Développée par Xavier Trigano, la méthode RADAR permet à toute organisation de piloter sa mise en conformité de manière itérative :

  • R – Recenser : Cartographier exhaustivement tous les cas d'usage de l'entreprise (outils internes pour les collaborateurs et solutions commercialisées).
  • A – Attribuer les rôles : Identifier si l'organisation agit en tant que Fournisseur de modèle, Fournisseur de système d'IA, Intégrateur ou Déployeur (utilisateur final). Une même entreprise peut cumuler plusieurs rôles.
  • D – Déterminer le risque : Qualifier le niveau de risque selon le type de cas d’usage et sa finalité (Inacceptable ? Haut risque ? Limité ? Faible ?).
  • A – Appliquer les mesures : Mettre en œuvre les actions techniques et organisationnelles requises par le niveau de risque identifié.
  • R – Rédiger la documentation : Constituer le registre et les preuves de conformité (similaire à la logique de l'accountability du RGPD).
Focus "AI by Design" - L'exemple du tri automatique de CV : Un outil RH qui exclut ou accepte des candidats de manière 100 % autonome est classé "Haut Risque", avec un coût de conformité très lourd.

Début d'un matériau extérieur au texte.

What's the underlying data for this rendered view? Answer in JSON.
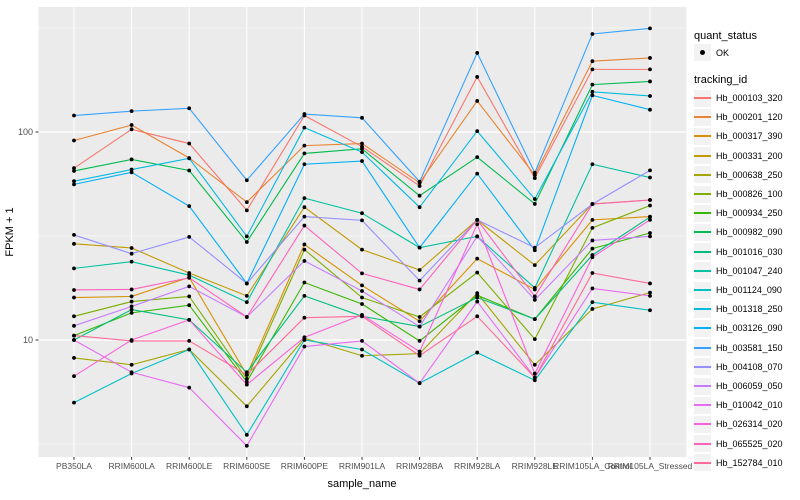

La méthode RADAR recommande plutôt une approche by design : modifier les fonctionnalités de l'outil pour en faire un simple système d'aide à la décision (qui extrait les compétences clés du CV mais laisse la validation finale à un recruteur humain). L'outil apporte la même valeur métier, mais bascule en risque limité, allégeant drastiquement les contraintes légales.

4. FAQ : Shadow IT, RGPD et Souveraineté

Comment lutter contre le Shadow AI en entreprise ?

L'interdiction pure et simple ne fonctionne pas. Pour maîtriser l'usage des LLM par les collaborateurs, la réponse doit être transverse :

  • Définir un catalogue d'usages autorisés sur la base d'outils sécurisés mis à disposition.
  • Utiliser des solutions technologiques de DLP (Data Loss Prevention) pour bloquer le chargement de données sensibles vers des LLM tiers.
  • Mettre à jour la charte informatique et le règlement intérieur.

L'usage des LLM (ChatGPT, Claude...) viole-t-il le RGPD ?

Ce n'est pas l'outil qui caractérise la violation, mais la finalité de l'usage. Reformuler une campagne marketing sur Claude ne présente aucun risque RGPD. En revanche, y injecter l'intégralité du fichier RH de la pyramide des âges de l'entreprise sans précaution constitue un manquement grave.

Des alternatives souveraines (hébergées on-premise ou sur des clouds français/européens) permettent de pallier les risques liés au Cloud Act américain tout en garantissant une efficacité équivalente.

Comment encadrer mes équipes dans leur utilisation de l’IA ?

L'IA Act impose une obligation de formation pour tous les utilisateurs au sein de l'organisation. L'IA pouvant se tromper ou halluciner, seul l'esprit critique de l'humain formé permet de couvrir ce risque résiduel et d'assurer un contrôle qualité efficace.

5. Conclusion : L'IA Act, un levier de confiance et de compétitivité

L'IA Act ne doit pas être perçu comme un frein à l’innovation, mais comme un cadre de confiance.

En intégrant la conformité dès la conception des projets, l'IA devient un levier pérenne de performance économique, d'acceptabilité sociale et de souveraineté.